Anlässlich des Tags der Arbeit und der langen Geschichte des Arbeiteraktivismus in Chicago erzählt die stellvertretende CHM-Kuratorin Brittany Hutchinson, wie die Träger der Pullman Company die erste rein schwarze Gewerkschaft in den USA gründeten, um gegen niedrige Löhne, lange Arbeitszeiten und Misshandlungen durch Fahrgäste vorzugehen.
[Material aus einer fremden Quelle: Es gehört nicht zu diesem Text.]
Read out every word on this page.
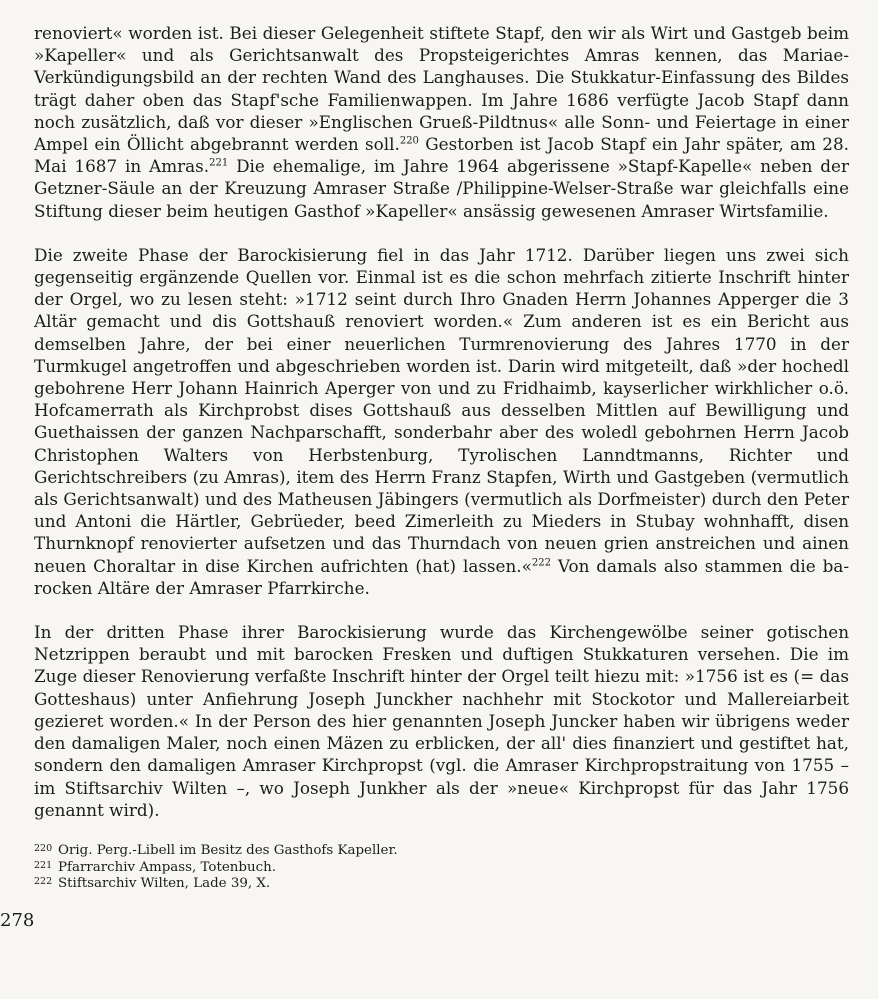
renoviert« worden ist. Bei dieser Gelegenheit stiftete Stapf, den wir als Wirt und Gastgeb beim »Kapeller« und als Gerichtsanwalt des Propsteigerichtes Amras kennen, das Mariae-Verkündigungsbild an der rechten Wand des Langhauses. Die Stukkatur-Einfassung des Bildes trägt daher oben das Stapf'sche Familienwappen. Im Jahre 1686 verfügte Jacob Stapf dann noch zusätzlich, daß vor dieser »Englischen Grueß-Pildtnus« alle Sonn- und Feiertage in einer Ampel ein Öllicht abgebrannt werden soll.$^{220}$ Gestorben ist Jacob Stapf ein Jahr später, am 28. Mai 1687 in Amras.$^{221}$ Die ehemalige, im Jahre 1964 abgerissene »Stapf-Kapelle« neben der Getzner-Säule an der Kreuzung Amraser Straße /Philippine-Welser-Straße war gleichfalls eine Stiftung dieser beim heutigen Gasthof »Kapeller« ansässig gewesenen Amraser Wirtsfamilie.

Die zweite Phase der Barockisierung fiel in das Jahr 1712. Darüber liegen uns zwei sich gegenseitig ergänzende Quellen vor. Einmal ist es die schon mehrfach zitierte Inschrift hinter der Orgel, wo zu lesen steht: »1712 seint durch Ihro Gnaden Herrn Johannes Apperger die 3 Altär gemacht und dis Gottshauß renoviert worden.« Zum anderen ist es ein Bericht aus demselben Jahre, der bei einer neuerlichen Turmrenovierung des Jahres 1770 in der Turmkugel angetroffen und abgeschrieben worden ist. Darin wird mitgeteilt, daß »der hochedl gebohrene Herr Johann Hainrich Aperger von und zu Fridhaimb, kayserlicher wirkhlicher o.ö. Hofcamerrath als Kirchprobst dises Gottshauß aus desselben Mittlen auf Bewilligung und Guethaissen der ganzen Nachparschafft, sonderbahr aber des woledl gebohrnen Herrn Jacob Christophen Walters von Herbstenburg, Tyrolischen Lanndtmanns, Richter und Gerichtschreibers (zu Amras), item des Herrn Franz Stapfen, Wirth und Gastgeben (vermutlich als Gerichtsanwalt) und des Matheusen Jäbingers (vermutlich als Dorfmeister) durch den Peter und Antoni die Härtler, Gebrüeder, beed Zimerleith zu Mieders in Stubay wohnhafft, disen Thurnknopf renovierter aufsetzen und das Thurndach von neuen grien anstreichen und ainen neuen Choraltar in dise Kirchen aufrichten (hat) lassen.«$^{222}$ Von damals also stammen die barocken Altäre der Amraser Pfarrkirche.

In der dritten Phase ihrer Barockisierung wurde das Kirchengewölbe seiner gotischen Netzrippen beraubt und mit barocken Fresken und duftigen Stukkaturen versehen. Die im Zuge dieser Renovierung verfaßte Inschrift hinter der Orgel teilt hiezu mit: »1756 ist es (= das Gotteshaus) unter Anfiehrung Joseph Junckher nachhehr mit Stockotor und Mallereiarbeit gezieret worden.« In der Person des hier genannten Joseph Juncker haben wir übrigens weder den damaligen Maler, noch einen Mäzen zu erblicken, der all' dies finanziert und gestiftet hat, sondern den damaligen Amraser Kirchpropst (vgl. die Amraser Kirchpropstraitung von 1755 – im Stiftsarchiv Wilten –, wo Joseph Junkher als der »neue« Kirchpropst für das Jahr 1756 genannt wird).

220 Orig. Perg.-Libell im Besitz des Gasthofs Kapeller.

221 Pfarrarchiv Ampass, Totenbuch.

222 Stiftsarchiv Wilten, Lade 39, X.

278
Im August 1925 wurde A. Philip Randolph zum Präsidenten der neu gegründeten Brotherhood of Sleeping Car Porters (BSCP) gewählt, der ersten rein schwarzen Gewerkschaft in den USA. Die Gewerkschaft sah sich anfangs nicht nur mit dem Widerstand der Pullman Company konfrontiert, sondern auch mit dem der Träger, die eine Kündigung fürchteten, und mit Mitgliedern der afroamerikanischen Gemeinschaft, die George Pullman als Verbündeten ansahen und ihm zugute hielten, dass er ehemals versklavten Männern und Frauen lukrative Beschäftigungsmöglichkeiten bot.
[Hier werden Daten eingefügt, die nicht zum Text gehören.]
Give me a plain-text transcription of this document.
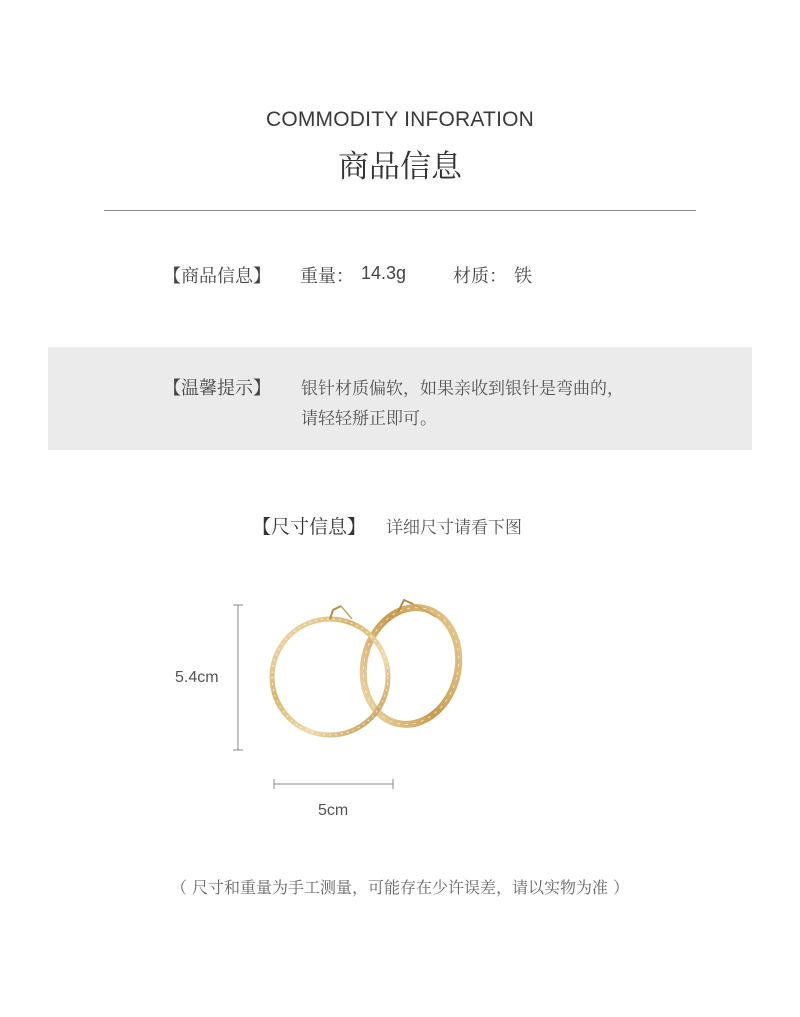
COMMODITY INFORATION
商品信息
【商品信息】 重量： 14.3g	材质： 铁
【温馨提示】 银针材质偏软，如果亲收到银针是弯曲的，
请轻轻掰正即可。
【尺寸信息】 详细尺寸请看下图
5.4cm
5cm
（ 尺寸和重量为手工测量，可能存在少许误差，请以实物为准 ）
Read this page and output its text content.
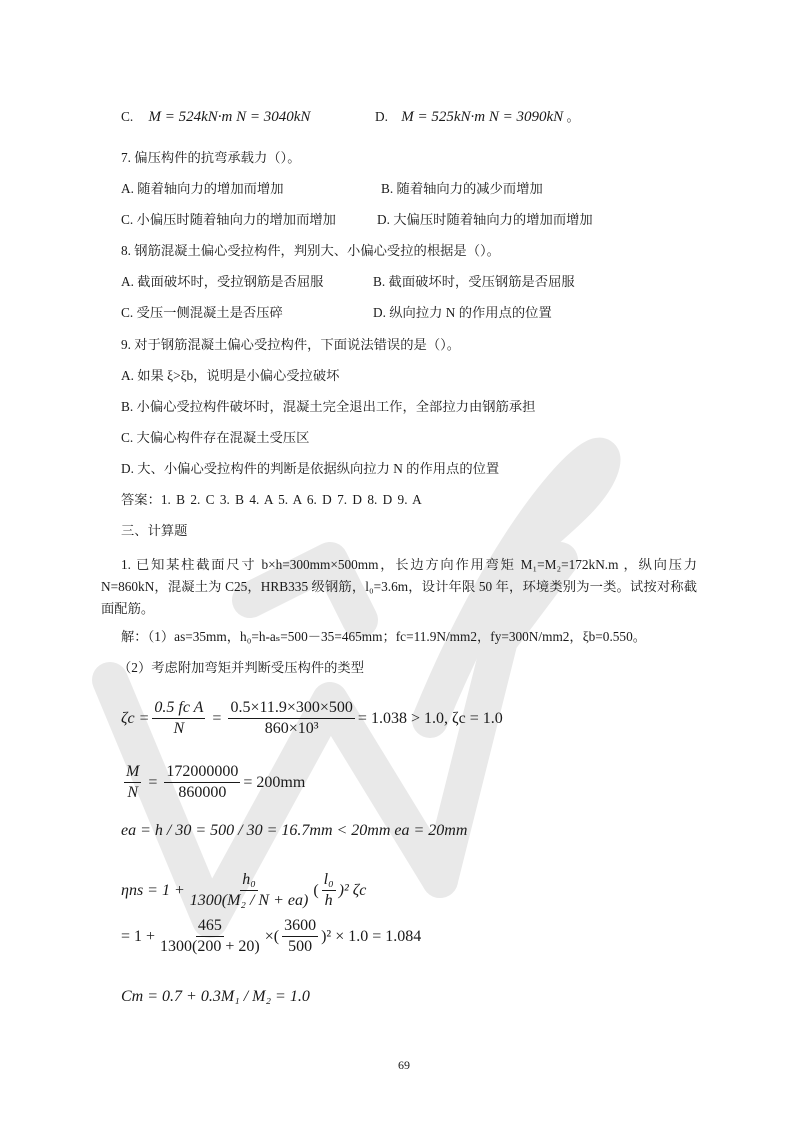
C. M = 524kN·m N = 3040kN	D. M = 525kN·m N = 3090kN 。
7. 偏压构件的抗弯承载力（）。
A. 随着轴向力的增加而增加	B. 随着轴向力的减少而增加
C. 小偏压时随着轴向力的增加而增加	D. 大偏压时随着轴向力的增加而增加
8. 钢筋混凝土偏心受拉构件，判别大、小偏心受拉的根据是（）。
A. 截面破坏时，受拉钢筋是否屈服	B. 截面破坏时，受压钢筋是否屈服
C. 受压一侧混凝土是否压碎	D. 纵向拉力 N 的作用点的位置
9. 对于钢筋混凝土偏心受拉构件，下面说法错误的是（）。
A. 如果 ξ>ξb，说明是小偏心受拉破坏
B. 小偏心受拉构件破坏时，混凝土完全退出工作，全部拉力由钢筋承担
C. 大偏心构件存在混凝土受压区
D. 大、小偏心受拉构件的判断是依据纵向拉力 N 的作用点的位置
答案：1. B 2. C 3. B 4. A 5. A 6. D 7. D 8. D 9. A
三、计算题
1. 已知某柱截面尺寸 b×h=300mm×500mm，长边方向作用弯矩 M₁=M₂=172kN.m ，纵向压力 N=860kN，混凝土为 C25，HRB335 级钢筋，l₀=3.6m，设计年限 50 年，环境类别为一类。试按对称截面配筋。
解：（1）as=35mm，h₀=h-aₛ=500－35=465mm；fc=11.9N/mm2，fy=300N/mm2，ξb=0.550。
（2）考虑附加弯矩并判断受压构件的类型
$\zeta c = \frac{\text{0.5 fc A}}{N} = \frac{0.5\times 11.9\times 300\times 500}{\text{860×10³}} = 1.038 > 1.0$, ζc = 1.0
$\frac{M}{N} = \frac{172000000}{860000} = 200mm$
ea = h / 30 = 500 / 30 = 16.7mm < 20mm ea = 20mm
$\eta ns = 1 + \frac{\text{h₀}}{\text{1300(M₂ / N + ea)}}$ ( $\frac{\text{l₀}}{h} )^2$ ζc
= $1 + \frac{465}{1300(200 + 20)}$ ×( $\frac{3600}{500} )^2 \times 1.0 = 1.084$
Cm = 0.7 + 0.3M₁ / M₂ = 1.0
69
Ein undatiertes Porträt von A. Philip Randolph. CHM, ICHi-018048
Eine Sitzung der BSCP in einem Auditorium, 1927. CHM, ICHi-025673
Nach dem Bürgerkrieg versuchte George Pullman, ehemals versklavte Männer als Schlafwagenträger einzustellen. Die Entscheidung der Pullman Company, Schwarze als Schlafwagenträger einzustellen, eröffnete neu emanzipierten Afroamerikanern wirtschaftliche Aufstiegsmöglichkeiten und wird oft als Beitrag zur Entstehung der schwarzen Mittelschicht angesehen. Trotz dieser Vorteile wurden die Schlafwagenträger oft schlecht behandelt, sowohl von ihren Kunden als auch vom Unternehmen.
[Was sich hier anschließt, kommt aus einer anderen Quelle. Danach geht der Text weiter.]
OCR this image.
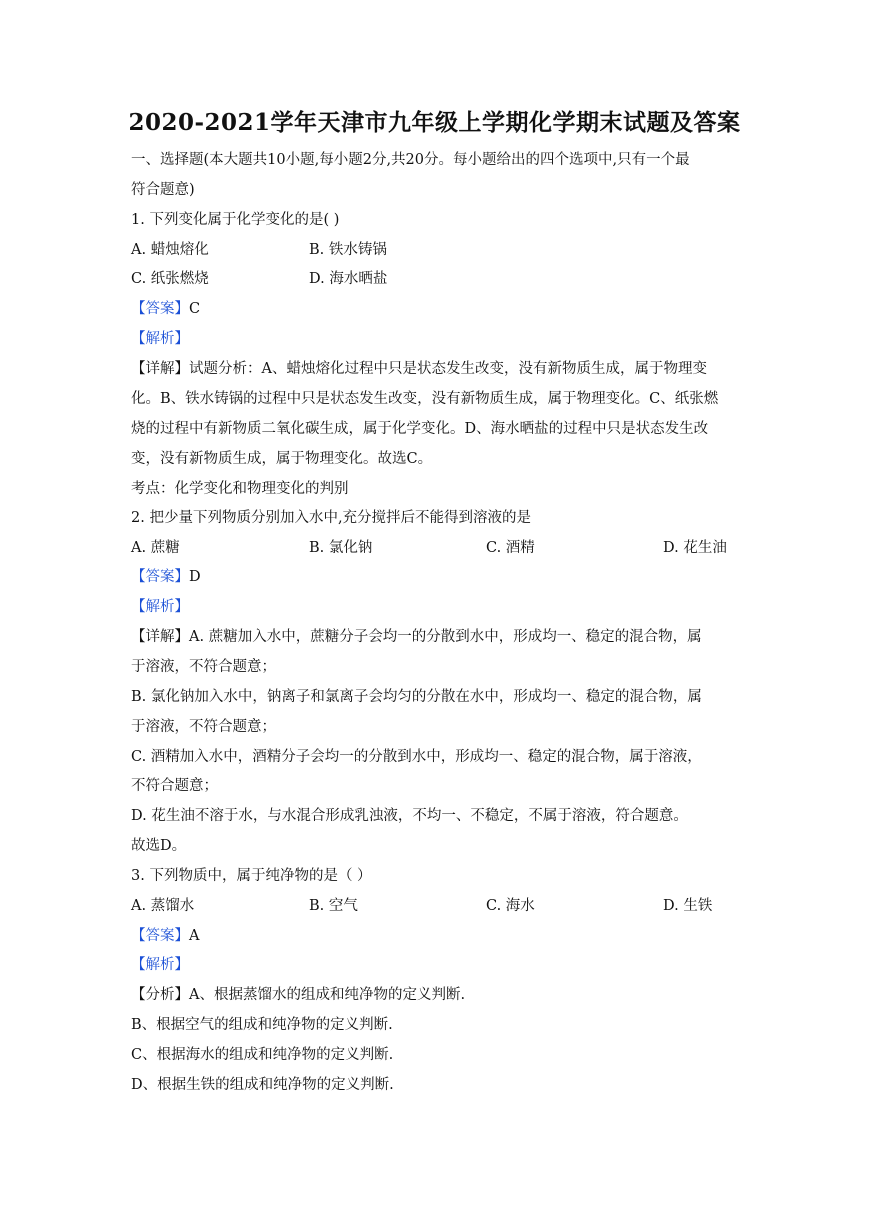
2020-2021学年天津市九年级上学期化学期末试题及答案
一、选择题(本大题共10小题,每小题2分,共20分。每小题给出的四个选项中,只有一个最
符合题意)
1. 下列变化属于化学变化的是( )
A. 蜡烛熔化	B. 铁水铸锅
C. 纸张燃烧	D. 海水晒盐
【答案】C
【解析】
【详解】试题分析：A、蜡烛熔化过程中只是状态发生改变，没有新物质生成，属于物理变
化。B、铁水铸锅的过程中只是状态发生改变，没有新物质生成，属于物理变化。C、纸张燃
烧的过程中有新物质二氧化碳生成，属于化学变化。D、海水晒盐的过程中只是状态发生改
变，没有新物质生成，属于物理变化。故选C。
考点：化学变化和物理变化的判别
2. 把少量下列物质分别加入水中,充分搅拌后不能得到溶液的是
A. 蔗糖	B. 氯化钠	C. 酒精	D. 花生油
【答案】D
【解析】
【详解】A. 蔗糖加入水中，蔗糖分子会均一的分散到水中，形成均一、稳定的混合物，属
于溶液，不符合题意；
B. 氯化钠加入水中，钠离子和氯离子会均匀的分散在水中，形成均一、稳定的混合物，属
于溶液，不符合题意；
C. 酒精加入水中，酒精分子会均一的分散到水中，形成均一、稳定的混合物，属于溶液，
不符合题意；
D. 花生油不溶于水，与水混合形成乳浊液，不均一、不稳定，不属于溶液，符合题意。
故选D。
3. 下列物质中，属于纯净物的是（ ）
A. 蒸馏水	B. 空气	C. 海水	D. 生铁
【答案】A
【解析】
【分析】A、根据蒸馏水的组成和纯净物的定义判断.
B、根据空气的组成和纯净物的定义判断.
C、根据海水的组成和纯净物的定义判断.
D、根据生铁的组成和纯净物的定义判断.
A broadside, die die Verschiebung eines Streiks der Pullman-Träger ankündigt, 1928. CHM, ICHi-061917
Während die Beschäftigung als Pullman Porter schließlich als gut bezahlter Job angesehen wurde, war sie es anfangs nicht. Die Löhne waren für damalige Verhältnisse sehr niedrig, und die Träger mussten oft mindestens 400 Stunden pro Monat arbeiten, um ihren vollen Monatslohn zu verdienen. Im Vergleich zu anderen Tätigkeiten in der Gesellschaft wurden die Träger am schlechtesten bezahlt und mussten auf die Wünsche der Fahrgäste eingehen, um Trinkgeld zu erhalten. Zusätzlich zu den langen Arbeitszeiten und der geringen Entlohnung waren die Träger einem ungezügelten Rassismus ausgesetzt. Trotz einiger relativ positiver Ergebnisse für die schwarze Bevölkerung beruhte Pullmans Entscheidung, ehemals versklavte Männer einzustellen, auf der Überzeugung, dass die ehemaligen Sklaven an die Knechtschaft und die langen Arbeitszeiten gewöhnt seien. Die Fahrgäste nannten die Träger unabhängig von ihrem Namen gewöhnlich „George“ und setzten damit die erniedrigende Praxis fort, versklavte Personen mit dem Namen ihres Besitzers anzureden. Die Kombination aus Rassismus und unmenschlichen Arbeitsbedingungen führte zu Forderungen nach gewerkschaftlicher Organisierung.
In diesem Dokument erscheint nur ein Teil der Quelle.